Stephen M Walt: How corruption makes us weak


“Over the longer term, rising corruption threatens America’s soft power, and especially its reputation for competence. Other countries are more likely to follow America’s lead when they believe the core institutions of U.S. society are run by people who know what they are doing, and when foreign governments have confidence that the information provided by U.S. officials is accurate. But when grifters rule the roost and privileged elites use their current positions to hog even more for themselves, their offspring, and their cronies, our core institutions will function poorly and other states will lose confidence in our ability to deliver as promised.”

Barr asserts state secrets privilege


Citing national security concerns, Attorney General William Barr has asserted the state secrets privilege in a lawsuit brought by Twitter over its bid to publish a more complete account of government surveillance requests.

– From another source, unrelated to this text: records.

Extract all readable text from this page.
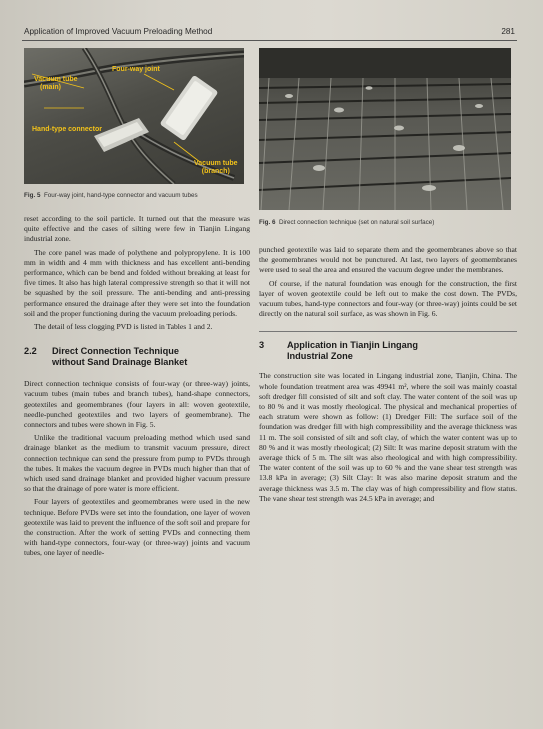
Application of Improved Vacuum Preloading Method	281
Vacuum tube
(main)
Four-way joint
Hand-type connector
Vacuum tube
(branch)
Fig. 5 Four-way joint, hand-type connector and vacuum tubes

reset according to the soil particle. It turned out that the measure was quite effective and the cases of silting were few in Tianjin Lingang industrial zone.

The core panel was made of polythene and polypropylene. It is 100 mm in width and 4 mm with thickness and has excellent anti-bending performance, which can be bend and folded without breaking at least for five times. It also has high lateral compressive strength so that it will not be squashed by the soil pressure. The anti-bending and anti-pressing performance ensured the drainage after they were set into the foundation soil and the proper functioning during the vacuum preloading periods.

The detail of less clogging PVD is listed in Tables 1 and 2.

2.2	Direct Connection Technique
without Sand Drainage Blanket

Direct connection technique consists of four-way (or three-way) joints, vacuum tubes (main tubes and branch tubes), hand-shape connectors, geotextiles and geomembranes (four layers in all: woven geotextile, needle-punched geotextiles and two layers of geomembrane). The connectors and tubes were shown in Fig. 5.

Unlike the traditional vacuum preloading method which used sand drainage blanket as the medium to transmit vacuum pressure, direct connection technique can send the pressure from pump to PVDs through the tubes. It makes the vacuum degree in PVDs much higher than that of which used sand drainage blanket and provided higher vacuum pressure so that the drainage of pore water is more efficient.

Four layers of geotextiles and geomembranes were used in the new technique. Before PVDs were set into the foundation, one layer of woven geotextile was laid to prevent the influence of the soft soil and prepare for the construction. After the work of setting PVDs and connecting them with hand-type connectors, four-way (or three-way) joints and vacuum tubes, one layer of needle-

Fig. 6 Direct connection technique (set on natural soil surface)

punched geotextile was laid to separate them and the geomembranes above so that the geomembranes would not be punctured. At last, two layers of geomembranes were used to seal the area and ensured the vacuum degree under the membranes.

Of course, if the natural foundation was enough for the construction, the first layer of woven geotextile could be left out to make the cost down. The PVDs, vacuum tubes, hand-type connectors and four-way (or three-way) joints could be set directly on the natural soil surface, as was shown in Fig. 6.

3	Application in Tianjin Lingang
Industrial Zone

The construction site was located in Lingang industrial zone, Tianjin, China. The whole foundation treatment area was 49941 m², where the soil was mainly coastal soft dredger fill consisted of silt and soft clay. The water content of the soil was up to 80 % and it was mostly rheological. The physical and mechanical properties of each stratum were shown as follow: (1) Dredger Fill: The surface soil of the foundation was dredger fill with high compressibility and the average thickness was 11 m. The soil consisted of silt and soft clay, of which the water content was up to 80 % and it was mostly rheological; (2) Silt: It was marine deposit stratum with the average thick of 5 m. The silt was also rheological and with high compressibility. The water content of the soil was up to 60 % and the vane shear test strength was 13.8 kPa in average; (3) Silt Clay: It was also marine deposit stratum and the average thickness was 3.5 m. The clay was of high compressibility and flow status. The vane shear test strength was 24.5 kPa in average; and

In the four-year-old case, Twitter contends its First Amendment rights are being violated by the government’s refusal to allow the firm to publish more detailed statistics on National Security Letters and surveillance orders the firm receives under the Foreign Intelligence Surveillance Act.

John McLaughlin: Distrust threatens arms control


Former CIA Director John McLaughlin writes: “[A]rms control would be an ideal arena in which to upgrade and reinforce communication between Moscow and Washington, even at this time of high political tension. The interest is clearly mutual, the entire world has a stake, and there is a long tradition of dealing responsibly with each other on such issues even during the extreme hostility of the Cold War. Unfortunately, resuscitating the arms control process in current circumstances is easier said than done, given deep-seated grievances and a complete lack of trust on both sides. Leaving U.S.-Russia relations devoid of transparency and adrift will only increase the chances of accident and miscalculation, harking back to the worst mistakes of the 20th century.”